046 – THE ROLE OF GAP JUNCTION-DEPENDENT CYTOKINES IN THE EAE MODEL OF MULTIPLE SCLEROSIS

19 Lug 2019
13:00 - 13:10
Lunch Room
NEUROLOGY, POSTER

046 – THE ROLE OF GAP JUNCTION-DEPENDENT CYTOKINES IN THE EAE MODEL OF MULTIPLE SCLEROSIS

Filippos Stavropoulos – Elena Georgiou, Irene Sargiannidou, Kleopas A. Kleopa
The Cyprus Institute of Neurology and Genetics


Connexin 47 (Cx47), and to a lesser extent Cx32, are assembled into Gap Junctions (GJs) and couple oligodendrocytes mainly to astrocytes via heterotypic GJs and to other oligodendrocytes via homotypic GJs. In the demyelinating and inflammatory disease Multiple Sclerosis (MS) these oligodendrocyte connexins appear disrupted. Recently published studies in our lab utilizing mice with Experimental Autoimmune Encephalomyelitis (EAE), a mouse model of MS, demonstrates that the absence of Cx32 or Cx47 affects the severity and progression of the disease and alters the profile of several CNS-inflammation-related cytokines. From these 64 cytokines tested in wild type (WT) EAE, Cx32-knockout (KO) EAE, and Cx47-KO EAE mice, we selected the most relevant and altered molecules, GM-CSF, G-CSF, CCL2, and VCAM-1 for further testing in the same mouse genotypes. Their expression was analyzed at 7, 12, and 24 days post injection (dpi) using fluorescent microscopy, real-time PCR, and Western blot analysis. This analysis showed that Cx47-KO EAE mice had the greatest alteration in cytokine levels at almost all disease time points.

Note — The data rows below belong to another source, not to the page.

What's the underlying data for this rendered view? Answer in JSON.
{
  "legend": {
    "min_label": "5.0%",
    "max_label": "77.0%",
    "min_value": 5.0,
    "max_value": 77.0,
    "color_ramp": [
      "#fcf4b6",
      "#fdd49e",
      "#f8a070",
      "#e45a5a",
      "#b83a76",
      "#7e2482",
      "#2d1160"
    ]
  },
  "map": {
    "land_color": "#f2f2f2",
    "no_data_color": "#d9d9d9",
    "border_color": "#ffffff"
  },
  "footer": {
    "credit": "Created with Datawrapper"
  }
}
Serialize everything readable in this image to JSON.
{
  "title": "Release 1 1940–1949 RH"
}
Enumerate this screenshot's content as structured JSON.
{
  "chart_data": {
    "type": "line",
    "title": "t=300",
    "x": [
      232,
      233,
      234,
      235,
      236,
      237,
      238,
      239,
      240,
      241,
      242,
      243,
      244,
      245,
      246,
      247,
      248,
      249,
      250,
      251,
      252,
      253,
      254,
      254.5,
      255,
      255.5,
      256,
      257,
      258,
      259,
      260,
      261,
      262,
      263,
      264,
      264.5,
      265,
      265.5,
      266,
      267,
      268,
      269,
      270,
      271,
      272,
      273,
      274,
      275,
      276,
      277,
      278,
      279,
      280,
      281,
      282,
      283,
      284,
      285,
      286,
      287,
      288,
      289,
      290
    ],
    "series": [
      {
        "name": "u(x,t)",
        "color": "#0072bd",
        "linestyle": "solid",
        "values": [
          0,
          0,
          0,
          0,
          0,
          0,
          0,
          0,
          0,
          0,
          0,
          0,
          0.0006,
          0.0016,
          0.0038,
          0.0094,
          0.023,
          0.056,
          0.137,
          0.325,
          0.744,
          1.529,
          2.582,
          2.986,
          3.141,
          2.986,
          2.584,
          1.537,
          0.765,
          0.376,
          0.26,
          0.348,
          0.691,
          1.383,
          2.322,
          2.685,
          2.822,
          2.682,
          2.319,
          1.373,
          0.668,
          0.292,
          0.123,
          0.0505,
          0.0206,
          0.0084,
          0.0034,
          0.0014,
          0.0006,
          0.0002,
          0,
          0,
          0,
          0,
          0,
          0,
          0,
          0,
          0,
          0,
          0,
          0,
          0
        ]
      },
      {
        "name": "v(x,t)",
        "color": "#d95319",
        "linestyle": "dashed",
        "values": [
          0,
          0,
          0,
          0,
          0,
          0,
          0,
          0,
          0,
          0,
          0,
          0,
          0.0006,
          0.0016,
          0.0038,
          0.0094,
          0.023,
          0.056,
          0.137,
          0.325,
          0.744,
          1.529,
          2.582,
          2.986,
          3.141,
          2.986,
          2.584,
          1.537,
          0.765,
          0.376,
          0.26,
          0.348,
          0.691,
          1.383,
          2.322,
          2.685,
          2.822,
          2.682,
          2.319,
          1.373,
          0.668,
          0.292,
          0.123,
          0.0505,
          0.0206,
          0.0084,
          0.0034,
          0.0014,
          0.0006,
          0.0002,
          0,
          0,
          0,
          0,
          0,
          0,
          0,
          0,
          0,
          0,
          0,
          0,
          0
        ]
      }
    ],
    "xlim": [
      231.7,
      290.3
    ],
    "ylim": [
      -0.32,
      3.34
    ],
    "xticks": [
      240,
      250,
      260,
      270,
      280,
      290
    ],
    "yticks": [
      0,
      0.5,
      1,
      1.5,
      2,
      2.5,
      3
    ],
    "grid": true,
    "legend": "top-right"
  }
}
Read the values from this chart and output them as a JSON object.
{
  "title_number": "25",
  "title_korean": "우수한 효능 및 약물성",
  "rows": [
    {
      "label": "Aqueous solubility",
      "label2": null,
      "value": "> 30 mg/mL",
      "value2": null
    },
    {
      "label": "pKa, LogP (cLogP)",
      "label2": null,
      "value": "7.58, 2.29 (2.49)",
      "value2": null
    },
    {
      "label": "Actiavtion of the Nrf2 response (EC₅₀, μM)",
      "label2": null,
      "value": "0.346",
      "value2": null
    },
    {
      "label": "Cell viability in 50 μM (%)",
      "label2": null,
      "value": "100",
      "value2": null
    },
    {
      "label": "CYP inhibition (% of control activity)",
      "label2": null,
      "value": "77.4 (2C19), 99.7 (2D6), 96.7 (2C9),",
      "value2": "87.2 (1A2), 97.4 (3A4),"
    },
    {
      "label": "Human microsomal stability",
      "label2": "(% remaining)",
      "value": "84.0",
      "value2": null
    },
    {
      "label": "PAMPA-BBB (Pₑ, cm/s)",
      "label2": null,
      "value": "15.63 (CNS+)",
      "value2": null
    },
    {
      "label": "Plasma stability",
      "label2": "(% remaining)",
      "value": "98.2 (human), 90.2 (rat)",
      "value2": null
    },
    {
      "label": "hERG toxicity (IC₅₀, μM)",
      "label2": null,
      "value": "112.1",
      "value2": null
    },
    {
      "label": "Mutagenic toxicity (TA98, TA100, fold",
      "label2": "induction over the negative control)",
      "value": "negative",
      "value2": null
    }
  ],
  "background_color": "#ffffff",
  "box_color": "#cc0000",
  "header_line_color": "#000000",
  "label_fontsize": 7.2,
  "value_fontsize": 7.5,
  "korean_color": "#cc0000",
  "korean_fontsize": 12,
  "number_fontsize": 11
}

Moreover, while Vcam-1 mRNA levels were correlated with its protein levels at 7dpi, Ccl2 mRNA and protein levels were inversely correlated, denoting a possible post-transcriptional regulation of Ccl2. Further experiments will shed light on the relationship between connexins and neuroinflammation in the context of MS/ EAE and will provide a better understanding of the inflammatory process in patients with Cx47 and Cx32 mutations.